‘Lagos has also been declared the next oil producing state…’
With elections coming up in February 2015, it is hard to get a sense of 2015 Lagos but there are some hints towards what priorities will Lagos will be faced with.
by Olamide Udoma
It is hard to describe what will transpire in Lagos next year because of the upcoming elections both in Lagos state and across Nigeria, leaving a sense of uncertainty until a new governor is elected. However, there are some elements that hint at priority areas for 2015.

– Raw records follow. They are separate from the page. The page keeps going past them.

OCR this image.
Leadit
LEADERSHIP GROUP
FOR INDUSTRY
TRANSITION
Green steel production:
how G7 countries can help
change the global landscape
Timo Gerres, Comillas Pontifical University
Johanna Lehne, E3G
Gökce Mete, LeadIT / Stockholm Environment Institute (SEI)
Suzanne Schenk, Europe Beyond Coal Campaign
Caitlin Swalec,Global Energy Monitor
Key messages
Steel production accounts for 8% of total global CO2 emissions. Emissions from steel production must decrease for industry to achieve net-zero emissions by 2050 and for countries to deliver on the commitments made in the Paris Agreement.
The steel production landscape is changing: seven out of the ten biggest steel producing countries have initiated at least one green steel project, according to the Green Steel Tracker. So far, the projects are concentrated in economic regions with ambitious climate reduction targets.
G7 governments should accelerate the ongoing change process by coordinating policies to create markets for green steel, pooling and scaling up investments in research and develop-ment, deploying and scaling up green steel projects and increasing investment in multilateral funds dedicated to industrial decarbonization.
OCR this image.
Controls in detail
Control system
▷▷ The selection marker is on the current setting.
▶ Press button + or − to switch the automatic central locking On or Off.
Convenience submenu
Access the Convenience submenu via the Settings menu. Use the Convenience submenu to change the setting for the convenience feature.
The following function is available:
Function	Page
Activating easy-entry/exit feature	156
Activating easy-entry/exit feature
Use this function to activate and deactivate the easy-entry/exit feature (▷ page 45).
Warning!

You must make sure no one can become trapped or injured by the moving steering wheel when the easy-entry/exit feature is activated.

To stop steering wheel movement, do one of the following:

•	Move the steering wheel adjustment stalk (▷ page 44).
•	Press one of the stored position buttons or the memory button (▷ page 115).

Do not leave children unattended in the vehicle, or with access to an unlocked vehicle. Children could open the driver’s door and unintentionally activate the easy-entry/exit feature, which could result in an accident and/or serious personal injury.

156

Looking at the recently proposed 2015 budget (N489.69 billion) for Lagos State some priority areas can be spotted. In comparison with the 2014 budget, the proportion of the 2015 budget on education and health has increased, while environmental protection, housing and community amenities, public order and safety, recreation, and culture and religion has decreased. Education (16.6%) has been allocated the largest percentage of budget, followed by housing and amenities (10%), and health (9.1). These can therefore be defined as priority areas. It is clear that outstanding projects are also a focus area for the present governor before his departure because at the presentation of the budget Governor Babatunde Fashola said ‘the 2015 budget would focus on payment of contractors’ liabilities to enable the government to complete as many projects as possible before handing over to the next administration’.

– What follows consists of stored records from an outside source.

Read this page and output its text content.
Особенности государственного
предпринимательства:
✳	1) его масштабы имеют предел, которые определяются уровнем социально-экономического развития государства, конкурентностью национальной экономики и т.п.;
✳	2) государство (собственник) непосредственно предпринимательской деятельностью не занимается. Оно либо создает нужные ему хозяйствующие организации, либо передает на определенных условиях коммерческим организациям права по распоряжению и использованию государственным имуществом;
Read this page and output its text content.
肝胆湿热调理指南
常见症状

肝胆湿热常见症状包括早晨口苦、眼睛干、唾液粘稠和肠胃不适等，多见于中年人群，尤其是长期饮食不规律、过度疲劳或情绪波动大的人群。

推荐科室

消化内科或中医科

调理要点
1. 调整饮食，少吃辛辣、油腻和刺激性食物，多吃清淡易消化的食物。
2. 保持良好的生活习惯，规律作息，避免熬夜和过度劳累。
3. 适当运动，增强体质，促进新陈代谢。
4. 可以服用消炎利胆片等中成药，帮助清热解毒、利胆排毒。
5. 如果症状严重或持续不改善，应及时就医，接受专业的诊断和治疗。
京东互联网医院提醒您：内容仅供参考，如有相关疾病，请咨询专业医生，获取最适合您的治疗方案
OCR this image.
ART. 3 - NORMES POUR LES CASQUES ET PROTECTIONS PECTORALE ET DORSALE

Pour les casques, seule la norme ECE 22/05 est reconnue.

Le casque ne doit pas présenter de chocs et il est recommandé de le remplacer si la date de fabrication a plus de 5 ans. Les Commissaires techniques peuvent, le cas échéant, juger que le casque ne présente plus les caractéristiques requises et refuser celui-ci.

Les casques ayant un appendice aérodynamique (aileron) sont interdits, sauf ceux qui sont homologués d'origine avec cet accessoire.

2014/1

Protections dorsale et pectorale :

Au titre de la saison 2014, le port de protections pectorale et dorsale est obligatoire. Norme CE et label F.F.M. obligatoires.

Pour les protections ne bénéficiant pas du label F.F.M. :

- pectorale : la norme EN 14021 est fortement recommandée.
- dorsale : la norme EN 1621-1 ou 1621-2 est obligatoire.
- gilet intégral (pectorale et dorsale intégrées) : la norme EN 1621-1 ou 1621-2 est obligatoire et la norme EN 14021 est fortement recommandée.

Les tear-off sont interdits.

Lagos has also been declared the next oil producing state in Nigeria. Oil was found at Aje Field, offshore Badagry, Lagos and the joint venture led by a Nigerian company have recently taken the final decision on an exploration of the field. The first phase which is scheduled to start by end of 2015 is targeting 10,000 barrels per day of oil from two target wells. This expected addition to Lagos will surely change the economy as well a job prospects in the city. This may also have an effect on population growth and the density of road usage as well as public and private transportations routes.
In 2015 security is likely to become a larger issue. As we are nearing the end of 2014 and the 2015 elections, security has been tightened. Last week there was an announcement that people should be on high alert at the Apapa port because threats had been received of a Boko Haram attack. Boko Haram are a terrorist group who have so far affected towns in northeast of Nigeria. In twelve months the violence in northeast has claimed more than 10,000 lives with many more affected, losing homes and livelihoods.

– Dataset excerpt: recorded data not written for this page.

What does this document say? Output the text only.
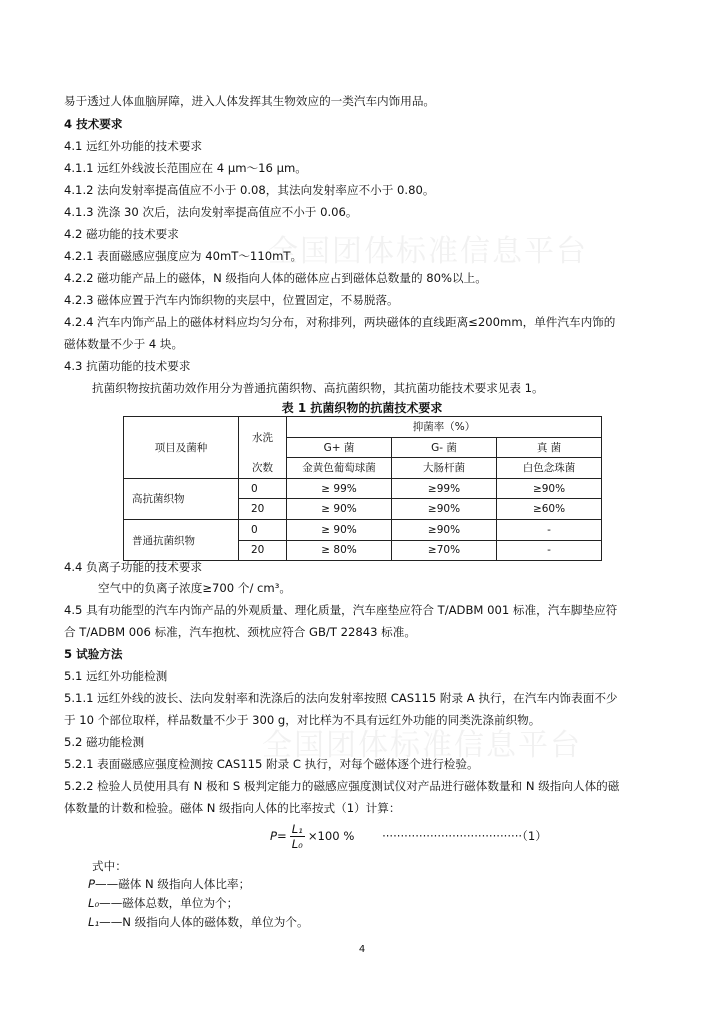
全国团体标准信息平台
全国团体标准信息平台
易于透过人体血脑屏障，进入人体发挥其生物效应的一类汽车内饰用品。
4 技术要求
4.1 远红外功能的技术要求
4.1.1 远红外线波长范围应在 4 μm～16 μm。
4.1.2 法向发射率提高值应不小于 0.08，其法向发射率应不小于 0.80。
4.1.3 洗涤 30 次后，法向发射率提高值应不小于 0.06。
4.2 磁功能的技术要求
4.2.1 表面磁感应强度应为 40mT～110mT。
4.2.2 磁功能产品上的磁体，N 级指向人体的磁体应占到磁体总数量的 80%以上。
4.2.3 磁体应置于汽车内饰织物的夹层中，位置固定，不易脱落。
4.2.4 汽车内饰产品上的磁体材料应均匀分布，对称排列，两块磁体的直线距离≤200mm，单件汽车内饰的
磁体数量不少于 4 块。
4.3 抗菌功能的技术要求
抗菌织物按抗菌功效作用分为普通抗菌织物、高抗菌织物，其抗菌功能技术要求见表 1。
表 1 抗菌织物的抗菌技术要求
项目及菌种	水洗	抑菌率（%）		
		G+ 菌	G- 菌	真 菌
	次数	金黄色葡萄球菌	大肠杆菌	白色念珠菌
高抗菌织物	0	≥ 99%	≥99%	≥90%
	20	≥ 90%	≥90%	≥60%
普通抗菌织物	0	≥ 90%	≥90%	-
	20	≥ 80%	≥70%	-
4.4 负离子功能的技术要求
空气中的负离子浓度≥700 个/ cm³。
4.5 具有功能型的汽车内饰产品的外观质量、理化质量，汽车座垫应符合 T/ADBM 001 标准，汽车脚垫应符
合 T/ADBM 006 标准，汽车抱枕、颈枕应符合 GB/T 22843 标准。
5 试验方法
5.1 远红外功能检测
5.1.1 远红外线的波长、法向发射率和洗涤后的法向发射率按照 CAS115 附录 A 执行，在汽车内饰表面不少
于 10 个部位取样，样品数量不少于 300 g，对比样为不具有远红外功能的同类洗涤前织物。
5.2 磁功能检测
5.2.1 表面磁感应强度检测按 CAS115 附录 C 执行，对每个磁体逐个进行检验。
5.2.2 检验人员使用具有 N 极和 S 极判定能力的磁感应强度测试仪对产品进行磁体数量和 N 级指向人体的磁
体数量的计数和检验。磁体 N 级指向人体的比率按式（1）计算：
$P= \frac{\text{L₁}}{\text{L₀}} \times 100$ % ······································（1）
式中：
P——磁体 N 级指向人体比率；
L₀——磁体总数，单位为个；
L₁——N 级指向人体的磁体数，单位为个。
4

At the end of November the price of oil declined to $80 per barrel, about 30 per cent of $140 per barrel in June. Following the drop in crude oil, the Naira was devalued by 8%. Even though, the devaluation of the Naira has been recognised as a positive step, more needs to be done in regards to fiscal policy measures to ensure the economy stabilizes. The Managing Director of Afrinvest, Ike Chioke, said, at an interview with the Sunday Independent newspaper, ‘for the average Nigerian, however, these are troubling times’. We are yet to feel the pinch, but come 2015 we are going to be hit hard. The 2015 national budget is yet to be declared but there is evidence that cuts are already being made.
Regardless of the uncertainties surrounding the pending elections, dwindling oil prices, and security threats Lagos will continue to thrive as it always has. Midway though the new year, once the new governor has settled in, it will be easier to understand what he wants his legacy to be and where Lagos will be taken within the next four years.